O jornalista brasileiro James Cimino levantou um intenso debate sobre posse de armas ao contar, por meio do Twitter, nesta quarta-feira (16), um drama familiar. O paranaense contou que a mãe dele comprou uma arma, antes do estatuto do desarmamento, para proteger-se de assaltos, mas que acabou a usando para tirar a própria vida. Os tuítes viralizaram e dividem opiniões entre apoiadores da posse de armas e críticos da medida. Eles têm mais de 8 mil compartilhamentos.
“Eu tive uma arma sem registro dentro da minha casa. Acabou na maior tragédia da minha vida. E isso aconteceu ANTES do estatuto do desarmamento. A cada retweet eu conto uma parte da história”, escreveu Cimino. “Em 1996, minha mãe começou a vender joias e semijoias. Ela comprava da minha tia e vendia em Curitiba. A gente era muito pobre. Vivíamos em um conjunto da Cohab e minha mãe fazia as vendas todas a pé e de ônibus”, continuou o homem.
Ao longo das postagens, o jornalista traçou um paralelo entre saúde mental, ao falar da mãe, e o posse de armas. Disse ainda que quem argumentasse que a “culpa não é da arma” seria bloqueado. “Qualquer pessoa que aparecer aqui dizendo que a culpa não é da arma, primeiro vai tomar um block.

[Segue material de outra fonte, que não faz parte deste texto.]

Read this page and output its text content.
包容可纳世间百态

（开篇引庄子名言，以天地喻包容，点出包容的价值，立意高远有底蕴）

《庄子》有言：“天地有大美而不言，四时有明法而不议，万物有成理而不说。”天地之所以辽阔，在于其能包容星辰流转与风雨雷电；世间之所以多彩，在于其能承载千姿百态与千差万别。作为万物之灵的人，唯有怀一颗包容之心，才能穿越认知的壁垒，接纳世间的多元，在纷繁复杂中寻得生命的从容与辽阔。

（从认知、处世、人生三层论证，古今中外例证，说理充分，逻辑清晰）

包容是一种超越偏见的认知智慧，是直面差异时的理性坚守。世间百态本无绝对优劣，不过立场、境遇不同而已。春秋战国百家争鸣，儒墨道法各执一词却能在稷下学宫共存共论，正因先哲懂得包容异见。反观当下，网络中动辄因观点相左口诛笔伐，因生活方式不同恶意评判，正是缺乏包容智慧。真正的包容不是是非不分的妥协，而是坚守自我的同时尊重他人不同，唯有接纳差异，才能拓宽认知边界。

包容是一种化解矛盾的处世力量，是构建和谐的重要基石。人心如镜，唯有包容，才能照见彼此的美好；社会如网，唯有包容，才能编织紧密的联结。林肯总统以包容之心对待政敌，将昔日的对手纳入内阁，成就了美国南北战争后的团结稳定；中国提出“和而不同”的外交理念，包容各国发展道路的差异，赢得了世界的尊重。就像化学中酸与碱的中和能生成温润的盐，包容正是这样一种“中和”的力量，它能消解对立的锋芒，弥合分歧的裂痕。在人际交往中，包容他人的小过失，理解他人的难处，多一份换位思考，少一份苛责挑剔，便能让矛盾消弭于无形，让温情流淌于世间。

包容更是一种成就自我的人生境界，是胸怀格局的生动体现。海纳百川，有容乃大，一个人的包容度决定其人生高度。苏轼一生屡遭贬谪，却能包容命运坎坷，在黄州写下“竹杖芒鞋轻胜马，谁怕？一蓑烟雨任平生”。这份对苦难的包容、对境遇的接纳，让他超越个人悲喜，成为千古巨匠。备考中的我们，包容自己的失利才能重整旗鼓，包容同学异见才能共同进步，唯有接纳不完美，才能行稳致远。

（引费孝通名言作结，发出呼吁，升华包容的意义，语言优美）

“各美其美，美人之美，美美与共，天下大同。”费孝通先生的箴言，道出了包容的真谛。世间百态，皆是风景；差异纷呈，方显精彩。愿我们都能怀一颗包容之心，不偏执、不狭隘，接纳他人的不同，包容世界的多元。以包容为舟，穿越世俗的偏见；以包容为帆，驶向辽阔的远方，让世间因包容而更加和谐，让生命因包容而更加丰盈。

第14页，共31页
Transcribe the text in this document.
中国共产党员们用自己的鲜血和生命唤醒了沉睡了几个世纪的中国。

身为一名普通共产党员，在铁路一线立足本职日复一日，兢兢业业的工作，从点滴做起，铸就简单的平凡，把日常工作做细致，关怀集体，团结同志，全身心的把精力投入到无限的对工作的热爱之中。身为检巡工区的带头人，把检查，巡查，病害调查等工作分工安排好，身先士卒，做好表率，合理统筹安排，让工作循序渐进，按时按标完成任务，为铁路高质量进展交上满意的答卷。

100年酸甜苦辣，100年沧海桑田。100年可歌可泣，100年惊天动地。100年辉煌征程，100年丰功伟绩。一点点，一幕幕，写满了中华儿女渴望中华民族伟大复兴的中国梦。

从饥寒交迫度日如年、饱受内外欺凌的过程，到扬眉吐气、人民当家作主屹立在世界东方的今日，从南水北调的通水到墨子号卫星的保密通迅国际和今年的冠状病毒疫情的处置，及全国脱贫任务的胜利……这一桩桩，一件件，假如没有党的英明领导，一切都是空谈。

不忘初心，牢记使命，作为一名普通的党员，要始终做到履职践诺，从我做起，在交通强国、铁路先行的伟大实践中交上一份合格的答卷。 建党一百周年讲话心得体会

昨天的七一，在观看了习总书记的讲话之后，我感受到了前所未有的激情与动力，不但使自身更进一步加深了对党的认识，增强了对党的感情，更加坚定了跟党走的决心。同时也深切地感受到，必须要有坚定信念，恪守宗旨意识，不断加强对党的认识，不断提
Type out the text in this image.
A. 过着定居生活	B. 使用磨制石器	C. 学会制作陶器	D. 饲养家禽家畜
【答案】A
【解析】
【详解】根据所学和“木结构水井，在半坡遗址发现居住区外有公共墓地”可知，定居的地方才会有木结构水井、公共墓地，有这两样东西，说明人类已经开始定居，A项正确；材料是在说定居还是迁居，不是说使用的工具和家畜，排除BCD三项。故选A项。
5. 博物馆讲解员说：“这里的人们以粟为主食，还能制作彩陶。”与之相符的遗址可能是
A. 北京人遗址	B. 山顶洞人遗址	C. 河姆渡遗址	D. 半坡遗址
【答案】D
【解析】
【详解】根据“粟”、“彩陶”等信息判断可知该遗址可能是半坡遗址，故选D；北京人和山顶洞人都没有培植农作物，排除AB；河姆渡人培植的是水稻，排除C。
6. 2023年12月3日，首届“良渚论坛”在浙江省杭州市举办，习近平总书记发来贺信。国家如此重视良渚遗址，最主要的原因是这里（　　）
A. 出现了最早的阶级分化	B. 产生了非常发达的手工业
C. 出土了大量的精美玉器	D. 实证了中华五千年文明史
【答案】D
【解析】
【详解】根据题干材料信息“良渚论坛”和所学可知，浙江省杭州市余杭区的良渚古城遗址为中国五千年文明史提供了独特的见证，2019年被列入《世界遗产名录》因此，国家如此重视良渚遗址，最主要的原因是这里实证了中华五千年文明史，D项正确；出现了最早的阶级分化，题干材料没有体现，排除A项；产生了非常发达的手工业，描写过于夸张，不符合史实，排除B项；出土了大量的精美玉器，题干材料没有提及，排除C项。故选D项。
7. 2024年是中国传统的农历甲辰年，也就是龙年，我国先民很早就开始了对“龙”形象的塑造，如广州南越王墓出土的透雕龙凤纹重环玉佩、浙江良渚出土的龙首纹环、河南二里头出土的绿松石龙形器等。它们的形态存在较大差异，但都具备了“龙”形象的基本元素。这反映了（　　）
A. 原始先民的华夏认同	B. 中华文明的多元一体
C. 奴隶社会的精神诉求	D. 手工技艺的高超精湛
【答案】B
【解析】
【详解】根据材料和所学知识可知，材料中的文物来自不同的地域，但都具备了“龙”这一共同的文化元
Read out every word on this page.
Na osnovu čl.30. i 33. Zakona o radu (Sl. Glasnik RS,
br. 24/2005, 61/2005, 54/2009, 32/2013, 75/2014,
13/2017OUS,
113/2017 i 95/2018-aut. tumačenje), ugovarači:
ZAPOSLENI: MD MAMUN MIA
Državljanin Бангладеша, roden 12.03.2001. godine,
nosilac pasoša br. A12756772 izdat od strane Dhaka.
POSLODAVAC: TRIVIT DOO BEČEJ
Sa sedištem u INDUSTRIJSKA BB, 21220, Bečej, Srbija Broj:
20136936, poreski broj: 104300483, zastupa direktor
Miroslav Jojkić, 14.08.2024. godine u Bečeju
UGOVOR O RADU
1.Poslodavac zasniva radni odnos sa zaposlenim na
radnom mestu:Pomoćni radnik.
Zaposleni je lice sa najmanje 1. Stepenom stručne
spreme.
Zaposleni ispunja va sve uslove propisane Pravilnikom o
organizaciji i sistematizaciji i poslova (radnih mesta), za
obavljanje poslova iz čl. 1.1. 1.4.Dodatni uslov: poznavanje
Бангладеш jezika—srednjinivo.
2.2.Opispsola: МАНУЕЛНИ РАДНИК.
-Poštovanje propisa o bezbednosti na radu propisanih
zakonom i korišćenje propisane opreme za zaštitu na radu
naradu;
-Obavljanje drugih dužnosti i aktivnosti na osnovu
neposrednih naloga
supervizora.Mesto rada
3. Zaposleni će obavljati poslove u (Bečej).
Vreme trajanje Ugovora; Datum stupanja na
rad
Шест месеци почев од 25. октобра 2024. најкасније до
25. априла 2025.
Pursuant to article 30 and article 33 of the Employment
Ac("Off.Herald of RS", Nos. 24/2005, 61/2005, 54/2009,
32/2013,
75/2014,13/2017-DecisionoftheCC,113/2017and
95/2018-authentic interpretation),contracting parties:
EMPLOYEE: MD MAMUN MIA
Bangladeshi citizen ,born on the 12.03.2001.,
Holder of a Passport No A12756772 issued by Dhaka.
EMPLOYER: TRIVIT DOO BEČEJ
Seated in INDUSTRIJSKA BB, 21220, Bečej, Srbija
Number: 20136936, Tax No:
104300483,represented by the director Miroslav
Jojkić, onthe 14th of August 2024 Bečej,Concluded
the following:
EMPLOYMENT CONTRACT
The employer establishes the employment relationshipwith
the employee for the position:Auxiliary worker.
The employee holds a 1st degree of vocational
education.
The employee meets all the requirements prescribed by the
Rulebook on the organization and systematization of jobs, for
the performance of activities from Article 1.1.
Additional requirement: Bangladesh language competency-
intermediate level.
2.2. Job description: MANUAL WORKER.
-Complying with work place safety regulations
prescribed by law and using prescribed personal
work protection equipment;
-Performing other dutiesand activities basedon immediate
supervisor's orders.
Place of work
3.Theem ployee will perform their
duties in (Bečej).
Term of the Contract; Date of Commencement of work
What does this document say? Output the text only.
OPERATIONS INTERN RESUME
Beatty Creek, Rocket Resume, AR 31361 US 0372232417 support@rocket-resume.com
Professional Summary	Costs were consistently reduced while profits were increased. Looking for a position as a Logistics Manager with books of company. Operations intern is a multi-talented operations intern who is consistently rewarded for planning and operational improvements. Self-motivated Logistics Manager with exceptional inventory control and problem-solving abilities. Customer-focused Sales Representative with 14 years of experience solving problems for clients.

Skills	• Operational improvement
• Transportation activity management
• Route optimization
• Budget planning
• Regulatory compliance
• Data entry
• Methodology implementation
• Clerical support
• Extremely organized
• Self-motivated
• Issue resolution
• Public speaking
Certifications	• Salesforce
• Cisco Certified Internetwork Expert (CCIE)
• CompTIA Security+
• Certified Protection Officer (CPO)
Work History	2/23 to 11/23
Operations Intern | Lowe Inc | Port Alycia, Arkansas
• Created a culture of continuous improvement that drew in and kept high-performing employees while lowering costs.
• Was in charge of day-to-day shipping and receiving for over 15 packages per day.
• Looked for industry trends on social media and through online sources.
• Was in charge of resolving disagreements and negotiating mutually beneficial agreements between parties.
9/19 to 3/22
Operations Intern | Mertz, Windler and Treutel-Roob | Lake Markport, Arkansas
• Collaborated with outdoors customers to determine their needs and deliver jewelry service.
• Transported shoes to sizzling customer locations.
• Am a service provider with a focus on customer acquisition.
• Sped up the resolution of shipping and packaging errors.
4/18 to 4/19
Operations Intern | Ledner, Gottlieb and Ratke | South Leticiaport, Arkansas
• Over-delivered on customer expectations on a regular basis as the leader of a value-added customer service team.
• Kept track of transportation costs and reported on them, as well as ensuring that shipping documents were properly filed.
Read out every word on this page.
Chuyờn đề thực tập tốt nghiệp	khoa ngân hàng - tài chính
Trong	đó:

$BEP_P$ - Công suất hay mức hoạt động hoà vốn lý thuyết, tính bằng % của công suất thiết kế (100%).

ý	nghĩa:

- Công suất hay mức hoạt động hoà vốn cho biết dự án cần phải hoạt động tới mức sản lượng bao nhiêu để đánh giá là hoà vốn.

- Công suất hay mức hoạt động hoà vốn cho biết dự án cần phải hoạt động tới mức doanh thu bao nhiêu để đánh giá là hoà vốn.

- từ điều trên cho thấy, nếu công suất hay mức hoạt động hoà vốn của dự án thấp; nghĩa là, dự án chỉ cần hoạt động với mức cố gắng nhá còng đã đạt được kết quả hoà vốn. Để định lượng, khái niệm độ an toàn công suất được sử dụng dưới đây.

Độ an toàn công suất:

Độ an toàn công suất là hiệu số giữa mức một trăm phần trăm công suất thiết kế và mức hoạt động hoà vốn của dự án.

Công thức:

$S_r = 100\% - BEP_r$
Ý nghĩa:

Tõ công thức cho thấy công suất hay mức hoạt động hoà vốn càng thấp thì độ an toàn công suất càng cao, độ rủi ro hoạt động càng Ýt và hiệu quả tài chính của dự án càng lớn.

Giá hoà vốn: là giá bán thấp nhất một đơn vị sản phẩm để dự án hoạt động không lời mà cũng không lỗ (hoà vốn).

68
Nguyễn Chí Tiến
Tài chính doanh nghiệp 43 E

Segundo eu sugiro: compre a arma e aguarde a tragédia”, escreveu.
Nos comentários do post, internautas mostraram-se divididos quanto ao caso contado por Cimino. Alguns se solidarizaram e enviaram mensagens de apoio e desejaram forças pela perda dele e do irmão. Também concordam que o posse de arma pode aumentar a violência e o número de mortes. Ambos tinham 21 e 14 anos, respectivamente, quando a mãe deles cometeu suicídio. Por outro lado, críticos afirmam que a morte da mãe dele pode ser considerado um caso isolado e reforçam a ideia de que as pessoas é que têm controle sobre as armas, e não o oposto.
Eu tive uma arma sem registro dentro da minha casa. Acabou na maior tragédia da minha vida. E isso aconteceu ANTES do estatuto do desarmamento. A cada retweet eu conto uma parte da história.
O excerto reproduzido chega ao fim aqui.